I moved into the flat in Prague in mid-June, when the lavender was just starting to bloom. This meant bees. Every day, more and more bees. They came before dawn and lingered past dusk, so absorbed in their rounds of pole vaulting from stalk to stalk that they were utterly indifferent to my presence. I started pulling up a chair just to sit and watch them. I was able to get so close that I could make out the differences in their markings. I almost felt like I could reach out and stroke their furry little bodies. What amazing creatures! How could such tubby teddy bears get aloft on those tiny glass wings? And fly real distances? The more I watched, the more I marvelled. There was something happening between the bees and the lavender that went beyond the word “pollinating”. To me it seemed like a conversation in a foreign language. I couldn’t quite make out the words, but they were definitely talking about something.

Learning from lavender, part 2

Herbalists often say, “The plants are our teachers.” My experience of that has been that certain plants provide pretty specific things in the way of knowledge, and they also offer a kind of support to help us learn. Lavender, for example, has been very patient with me.


Let’s recap the journey so far. First I find the studio in Prague which was basically like a sofa bed in a field of lavender. And I’m like, “Ok, this is not a bad way to spend a pandemic”, I hang out with the bees and dry a few lavender bundles, but after a year I move to Berlin. Now we come to the current part of the story.

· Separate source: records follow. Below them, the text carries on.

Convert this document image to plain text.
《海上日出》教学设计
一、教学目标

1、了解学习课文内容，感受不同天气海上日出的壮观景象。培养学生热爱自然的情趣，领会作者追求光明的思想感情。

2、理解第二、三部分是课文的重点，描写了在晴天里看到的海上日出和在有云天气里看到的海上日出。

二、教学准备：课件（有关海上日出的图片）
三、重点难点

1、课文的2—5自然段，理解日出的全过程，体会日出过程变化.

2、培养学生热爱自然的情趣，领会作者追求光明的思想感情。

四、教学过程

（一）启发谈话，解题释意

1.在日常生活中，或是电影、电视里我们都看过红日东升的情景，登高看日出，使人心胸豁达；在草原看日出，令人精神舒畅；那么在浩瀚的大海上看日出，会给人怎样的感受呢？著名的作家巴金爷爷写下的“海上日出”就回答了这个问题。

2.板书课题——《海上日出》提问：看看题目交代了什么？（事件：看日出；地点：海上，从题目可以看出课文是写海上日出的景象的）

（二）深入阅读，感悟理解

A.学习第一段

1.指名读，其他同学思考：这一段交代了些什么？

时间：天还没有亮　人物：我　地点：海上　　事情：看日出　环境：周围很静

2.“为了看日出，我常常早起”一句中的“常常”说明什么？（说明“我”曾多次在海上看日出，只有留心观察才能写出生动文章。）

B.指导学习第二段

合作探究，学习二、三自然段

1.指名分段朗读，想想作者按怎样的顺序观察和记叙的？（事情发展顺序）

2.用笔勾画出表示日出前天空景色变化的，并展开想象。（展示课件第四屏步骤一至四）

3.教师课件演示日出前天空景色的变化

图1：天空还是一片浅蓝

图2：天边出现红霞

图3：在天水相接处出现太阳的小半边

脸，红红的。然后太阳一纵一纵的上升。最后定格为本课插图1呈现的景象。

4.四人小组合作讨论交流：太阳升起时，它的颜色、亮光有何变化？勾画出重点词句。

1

In Berlin, after searching for a flat for the better part of six months, I finally find a furnished long-term sublet. And what I discover this time on the day that I move in is that the bathroom is painted purple, and has big pictures of lavender fields hanging on the walls.

I noticed this, of course, but I didn’t make the real a-ha connection until later.

It was only after I started my new job, a stressful corporate gig, and began getting headaches every day (and not being able to sleep at night) that I turned to her for help. And she has really come through. Rubbing lavender essential oil on the soles of my feet is now the best way for me to turn off my overthinking mind before bed. Also, I started taking a lavender-vitamin B12 supplement called “Stomach-Head-Relax” in German that seems to be the only thing that wards off my tension headaches from work.


Lavender's life lessons

When summer arrived, I bought a lavender plant for my balcony. One evening, I found myself singing songs from my childhood as I let her fuzzy stalks tickle my face. And that’s when all of lavender’s lessons came together into one big epiphany for yours truly.


It’s not just that she smells fresh and clean: she has the spaciousness and cool of a fresh breeze. She clears out mental messiness and emotional heaviness as well as dirt and germs. Most of all, she reminds me to lighten up and keep things simple.


Lavender says: Be present for your life - live through the body not the mind. Find joy in little moments. Remember we are all connected.